Diana, My True Story
, is on top of a stack of books on the side table that she must return on her way home from the office. Mrs Fitzgerald shudders every time she catches sight of them because they make her think about the demons that pursued these people because of their fame.

‘Miss Lester, are you still there? I’m sorry, we just can’t do it. They’ve had customs officers and the RSPCA on the BBC, debt collectors on ITV, and the police on just about every channel, every day of the week. I don’t think the market could bear another law enforcement type programme. Besides, Philippe’s going global. He’s not limiting himself to the
UK
at present. I could give you his girlfriend’s number. She might be able to do something in print for you.’

Chapter Sixteen ~ Being Light

Harvey
is lying on a thin mat in a warm room that smells subtly of feet.
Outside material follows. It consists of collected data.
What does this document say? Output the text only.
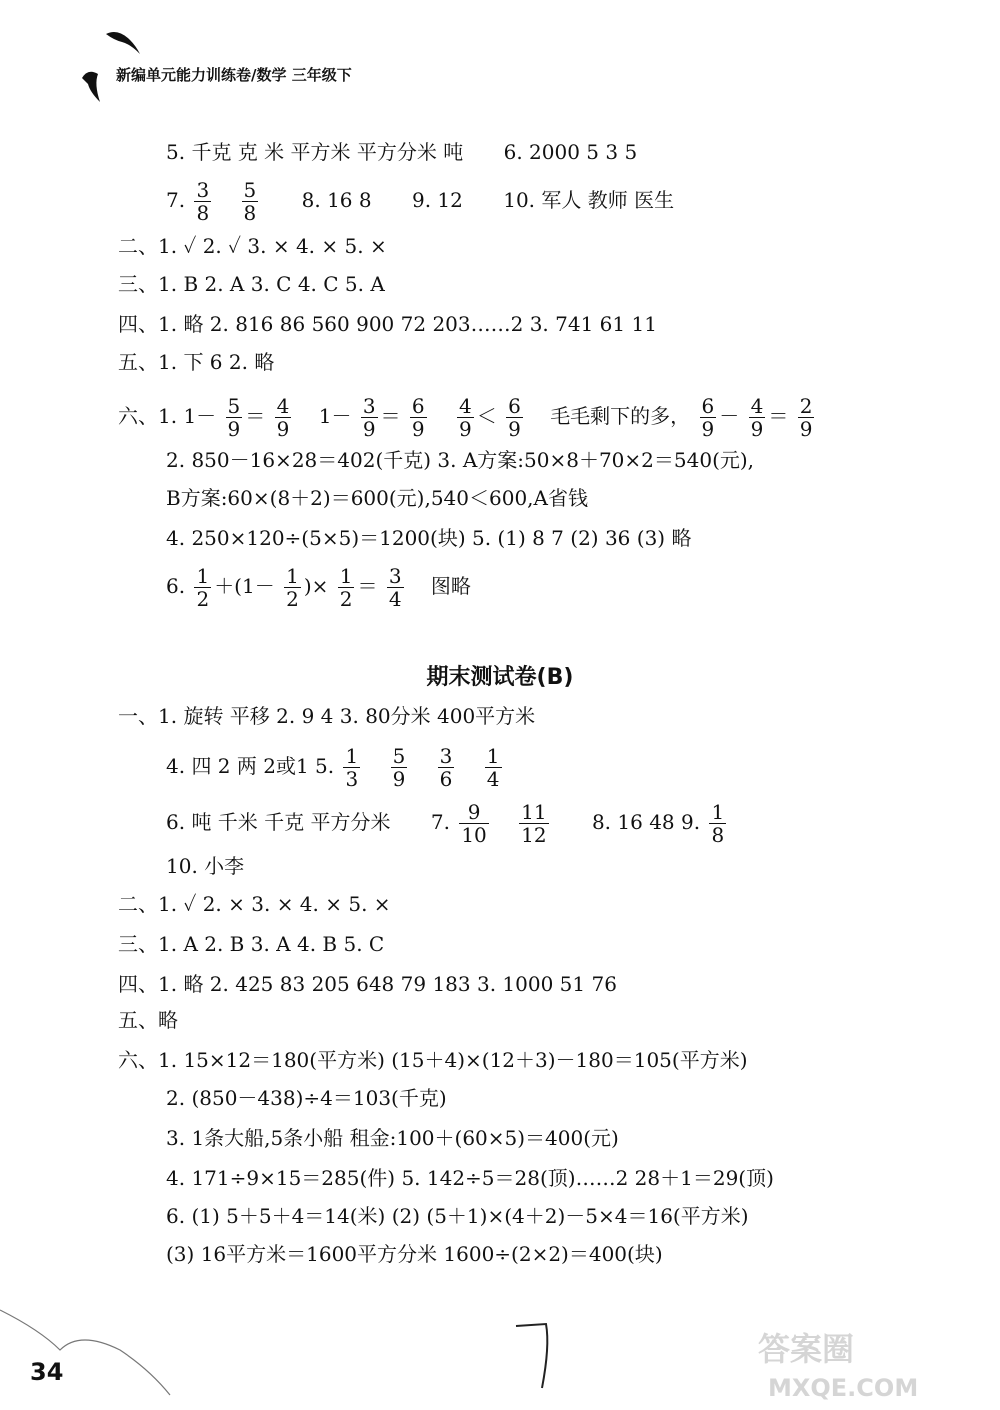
新编单元能力训练卷/数学 三年级下
5. 千克 克 米 平方米 平方分米 吨 6. 2000 5 3 5
7. $\frac{3}{8}$
$\frac{5}{8} 8$. 16 8 9. 12 10. 军人 教师 医生
二、1. ✓ 2. ✓ 3. × 4. × 5. ×
三、1. B 2. A 3. C 4. C 5. A
四、1. 略 2. 816 86 560 900 72 203……2 3. 741 61 11
五、1. 下 6 2. 略
六、1. $1- \frac{5}{9} = \frac{4}{9} 1- \frac{3}{9} = \frac{6}{9}$
$\frac{4}{9} < \frac{6}{9}$ 毛毛剩下的多， $\frac{6}{9} - \frac{4}{9} = \frac{2}{9}$
2. 850－16×28＝402(千克) 3. A方案:50×8＋70×2＝540(元),
B方案:60×(8＋2)＝600(元),540＜600,A省钱
4. 250×120÷(5×5)＝1200(块) 5. (1) 8 7 (2) 36 (3) 略
6. $\frac{1}{2} +(1- \frac{1}{2}$ )× $\frac{1}{2} = \frac{3}{4}$ 图略
期末测试卷(B)
一、1. 旋转 平移 2. 9 4 3. 80分米 400平方米
4. 四 2 两 2或1 5. $\frac{1}{3}$
$\frac{5}{9}$
$\frac{3}{6}$
$\frac{1}{4}$
6. 吨 千米 千克 平方分米 7. $\frac{9}{10}$
$\frac{11}{12} 8$. 16 48 9. $\frac{1}{8}$
10. 小李
二、1. ✓ 2. × 3. × 4. × 5. ×
三、1. A 2. B 3. A 4. B 5. C
四、1. 略 2. 425 83 205 648 79 183 3. 1000 51 76
五、略
六、1. 15×12＝180(平方米) (15＋4)×(12＋3)－180＝105(平方米)
2. (850－438)÷4＝103(千克)
3. 1条大船,5条小船 租金:100＋(60×5)＝400(元)
4. 171÷9×15＝285(件) 5. 142÷5＝28(顶)……2 28＋1＝29(顶)
6. (1) 5＋5＋4＝14(米) (2) (5＋1)×(4＋2)－5×4＝16(平方米)
(3) 16平方米＝1600平方分米 1600÷(2×2)＝400(块)
34
答案圈
MXQE.COM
His quest for knowledge has brought him here, although he’s not sure why. ‘Everyone does yoga now, even Madonna,’ explained Jane, booking him in.

‘You are strong but you are not loose,’ the yoga teacher tells him. ‘Is that good?’
Harvey
wonders. His head fills with questions all through the session. He is not comfortable with the dynamics of group teaching, he decides. He cannot tap into any sense of oneness. Behind him, someone breathes in ostentatiously through their nostrils, dragging mucus the entire length of their nasal passages and then making a triumphant ‘Ha’ sound on the out breath through the mouth. Everyone else in the group breathes quietly, including the teacher.

Harvey and the others in the group are clearing their minds of all thoughts as they relax at the end of the session. ‘Imagine you are in a meadow on a summer’s day,’ the teacher tells them. Her voice is low and calming. Harvey can feel the sunshine. He can actually smell the grass.

A sudden tickle catches at his throat. Harvey cringes, every muscle in his body clenching with the effort of not allowing the tickle to erupt into a dry, explosive cough, shattering the peace for everyone. The teacher’s measured voice continues. ‘I am strong,’ thinks
Harvey
. ‘I am not loose but I am strong.’
 
It feels like hay fever. Tears squeeze from his eyes and run down his face. His fists are balled. His toes curl in on themselves. His shoulders hunch up towards his ears. His diaphragm heaves but he keeps his lips pressed tightly together to prevent any sounds escaping and disturbing the others.